Leave my marriage was one bold decision. But the real transformation consistently reminded me to write down what I was grateful for and say no without guilt, and to honor the value of integrity and integrity. They were the moments that helped me get my life back.

4. You are not broken – you are becoming.

For a long time I thought myself being damaged and that healing meant changing to another person. But I started to see things differently. Healing is not about becoming a new person. It’s about removing things that never belonged to you in the first place: embarrassment, fear, silence, etc., and revealing who you’ve been with forever.

I noticed this while sorting old journals when I found entries from my teenage years. That’s when it hit me: she’s still there. Healing helped me reunite that part of myself rather than erase her.

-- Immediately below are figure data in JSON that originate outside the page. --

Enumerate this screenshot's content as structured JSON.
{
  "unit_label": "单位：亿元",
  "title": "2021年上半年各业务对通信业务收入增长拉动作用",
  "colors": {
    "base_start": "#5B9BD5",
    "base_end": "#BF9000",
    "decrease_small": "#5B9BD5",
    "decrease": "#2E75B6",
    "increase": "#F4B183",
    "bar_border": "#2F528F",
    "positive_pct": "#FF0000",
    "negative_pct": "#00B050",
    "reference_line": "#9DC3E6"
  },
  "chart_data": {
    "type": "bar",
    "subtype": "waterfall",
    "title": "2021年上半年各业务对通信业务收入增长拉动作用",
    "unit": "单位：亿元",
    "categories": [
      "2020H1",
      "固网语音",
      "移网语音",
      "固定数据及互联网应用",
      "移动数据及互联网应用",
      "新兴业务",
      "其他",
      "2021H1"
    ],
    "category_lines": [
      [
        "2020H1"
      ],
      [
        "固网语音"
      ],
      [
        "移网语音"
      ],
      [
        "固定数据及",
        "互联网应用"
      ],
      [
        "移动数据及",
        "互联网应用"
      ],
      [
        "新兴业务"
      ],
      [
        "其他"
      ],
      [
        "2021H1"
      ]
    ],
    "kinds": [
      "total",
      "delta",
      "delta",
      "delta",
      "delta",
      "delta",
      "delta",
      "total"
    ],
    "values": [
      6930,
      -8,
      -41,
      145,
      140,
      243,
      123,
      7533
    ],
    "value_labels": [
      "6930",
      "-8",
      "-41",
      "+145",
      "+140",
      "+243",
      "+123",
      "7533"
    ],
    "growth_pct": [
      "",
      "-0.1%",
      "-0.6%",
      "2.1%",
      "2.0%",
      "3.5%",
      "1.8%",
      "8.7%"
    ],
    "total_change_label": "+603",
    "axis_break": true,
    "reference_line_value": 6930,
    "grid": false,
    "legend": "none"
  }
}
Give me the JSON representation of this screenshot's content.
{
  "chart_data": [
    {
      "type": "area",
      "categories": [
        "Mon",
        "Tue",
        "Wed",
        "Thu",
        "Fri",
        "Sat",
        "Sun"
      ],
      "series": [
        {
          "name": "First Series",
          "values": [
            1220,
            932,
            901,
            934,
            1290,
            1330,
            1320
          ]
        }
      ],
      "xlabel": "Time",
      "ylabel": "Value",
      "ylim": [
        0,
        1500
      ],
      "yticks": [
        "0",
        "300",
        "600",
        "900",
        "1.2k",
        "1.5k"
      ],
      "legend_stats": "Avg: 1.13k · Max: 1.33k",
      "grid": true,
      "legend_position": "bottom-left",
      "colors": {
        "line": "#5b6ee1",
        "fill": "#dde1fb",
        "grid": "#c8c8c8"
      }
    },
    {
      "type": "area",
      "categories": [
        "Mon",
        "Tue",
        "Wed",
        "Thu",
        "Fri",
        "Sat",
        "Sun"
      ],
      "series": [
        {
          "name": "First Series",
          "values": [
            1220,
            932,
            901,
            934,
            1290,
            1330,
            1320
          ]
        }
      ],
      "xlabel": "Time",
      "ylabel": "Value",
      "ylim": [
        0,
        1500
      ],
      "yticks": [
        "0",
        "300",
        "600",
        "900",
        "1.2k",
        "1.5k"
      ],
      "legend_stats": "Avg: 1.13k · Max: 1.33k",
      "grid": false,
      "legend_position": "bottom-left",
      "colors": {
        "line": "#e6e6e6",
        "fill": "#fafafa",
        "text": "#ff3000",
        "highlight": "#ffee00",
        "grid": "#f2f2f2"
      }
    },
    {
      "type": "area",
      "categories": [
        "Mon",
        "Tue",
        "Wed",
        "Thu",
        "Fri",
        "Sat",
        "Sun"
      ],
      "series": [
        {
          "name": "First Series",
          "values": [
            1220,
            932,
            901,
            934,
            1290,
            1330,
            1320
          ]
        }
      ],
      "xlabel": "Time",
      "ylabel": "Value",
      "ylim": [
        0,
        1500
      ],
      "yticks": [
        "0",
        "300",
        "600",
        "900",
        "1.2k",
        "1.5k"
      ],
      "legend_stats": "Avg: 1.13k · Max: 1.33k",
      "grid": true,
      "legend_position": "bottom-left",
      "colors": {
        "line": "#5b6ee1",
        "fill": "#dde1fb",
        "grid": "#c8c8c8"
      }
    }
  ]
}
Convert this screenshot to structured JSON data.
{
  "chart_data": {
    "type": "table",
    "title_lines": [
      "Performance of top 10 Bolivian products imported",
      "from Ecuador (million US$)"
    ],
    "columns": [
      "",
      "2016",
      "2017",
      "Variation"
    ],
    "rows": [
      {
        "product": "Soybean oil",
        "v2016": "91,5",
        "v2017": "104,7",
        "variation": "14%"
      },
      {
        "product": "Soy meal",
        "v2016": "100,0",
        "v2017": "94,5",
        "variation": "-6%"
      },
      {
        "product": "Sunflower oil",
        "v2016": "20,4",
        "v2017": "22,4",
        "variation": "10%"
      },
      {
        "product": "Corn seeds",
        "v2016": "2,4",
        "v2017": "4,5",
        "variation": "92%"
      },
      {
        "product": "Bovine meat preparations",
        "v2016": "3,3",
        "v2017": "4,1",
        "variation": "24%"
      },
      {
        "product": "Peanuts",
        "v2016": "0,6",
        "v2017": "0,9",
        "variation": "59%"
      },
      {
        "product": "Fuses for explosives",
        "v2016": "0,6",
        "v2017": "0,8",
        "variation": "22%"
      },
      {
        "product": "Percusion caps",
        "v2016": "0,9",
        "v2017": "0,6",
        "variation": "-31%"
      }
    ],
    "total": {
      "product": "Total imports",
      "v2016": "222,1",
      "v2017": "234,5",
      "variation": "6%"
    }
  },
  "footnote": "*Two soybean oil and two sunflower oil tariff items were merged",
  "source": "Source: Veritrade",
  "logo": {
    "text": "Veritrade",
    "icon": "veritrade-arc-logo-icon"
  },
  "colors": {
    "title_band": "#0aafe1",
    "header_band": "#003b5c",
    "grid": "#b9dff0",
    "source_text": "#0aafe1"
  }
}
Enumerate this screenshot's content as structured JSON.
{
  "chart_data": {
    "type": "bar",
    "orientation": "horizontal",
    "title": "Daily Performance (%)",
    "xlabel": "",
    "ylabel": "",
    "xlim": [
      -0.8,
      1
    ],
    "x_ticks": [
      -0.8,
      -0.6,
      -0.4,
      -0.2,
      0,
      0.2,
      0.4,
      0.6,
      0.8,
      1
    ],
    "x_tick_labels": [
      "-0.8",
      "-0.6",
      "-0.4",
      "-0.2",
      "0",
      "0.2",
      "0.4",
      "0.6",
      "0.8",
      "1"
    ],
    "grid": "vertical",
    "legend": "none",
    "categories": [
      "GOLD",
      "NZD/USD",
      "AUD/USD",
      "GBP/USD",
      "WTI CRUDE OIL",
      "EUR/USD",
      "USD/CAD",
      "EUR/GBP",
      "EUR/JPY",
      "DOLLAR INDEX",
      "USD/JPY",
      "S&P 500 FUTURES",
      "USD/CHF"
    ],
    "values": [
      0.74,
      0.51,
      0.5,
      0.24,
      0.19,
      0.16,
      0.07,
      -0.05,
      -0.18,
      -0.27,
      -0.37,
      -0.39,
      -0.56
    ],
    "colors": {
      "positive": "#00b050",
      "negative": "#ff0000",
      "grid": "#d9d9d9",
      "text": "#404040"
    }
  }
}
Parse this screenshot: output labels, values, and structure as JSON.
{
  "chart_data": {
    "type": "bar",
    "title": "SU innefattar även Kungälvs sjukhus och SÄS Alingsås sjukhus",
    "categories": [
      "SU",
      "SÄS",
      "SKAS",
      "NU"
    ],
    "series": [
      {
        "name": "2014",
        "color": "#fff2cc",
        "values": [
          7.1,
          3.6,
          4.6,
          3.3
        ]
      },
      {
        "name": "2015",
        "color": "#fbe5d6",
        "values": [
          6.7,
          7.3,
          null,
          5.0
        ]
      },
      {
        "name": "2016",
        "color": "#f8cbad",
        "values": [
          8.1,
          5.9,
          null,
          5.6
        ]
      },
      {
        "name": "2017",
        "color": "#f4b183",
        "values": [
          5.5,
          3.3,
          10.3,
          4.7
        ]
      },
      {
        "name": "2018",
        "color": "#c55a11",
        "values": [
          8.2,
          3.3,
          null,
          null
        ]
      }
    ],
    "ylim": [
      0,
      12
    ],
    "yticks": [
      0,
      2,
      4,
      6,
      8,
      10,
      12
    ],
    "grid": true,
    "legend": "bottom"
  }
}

If you’re in that quiet place now

Maybe you’re also silent. Maybe you’re working, playing, doing everything.

Listen to this: You are not alone.

You don’t need to understand it all. You don’t need a perfect plan. You need to be willing to hear the little wise voices inside. This is what you say is not the end of your story.

Because that’s not the case.

And you have to respect that. Even if it’s just one small act. Honest conversation. One brave decision. That’s the beginning of healing. It’s not about knowing everything, it’s about choosing to move forward anyway.

I know this. Because I was there. I move with a heavy heart, experience movements, wondering if life will feel like me again.

But I chose to pause. feel. To start again. I hope you do that too.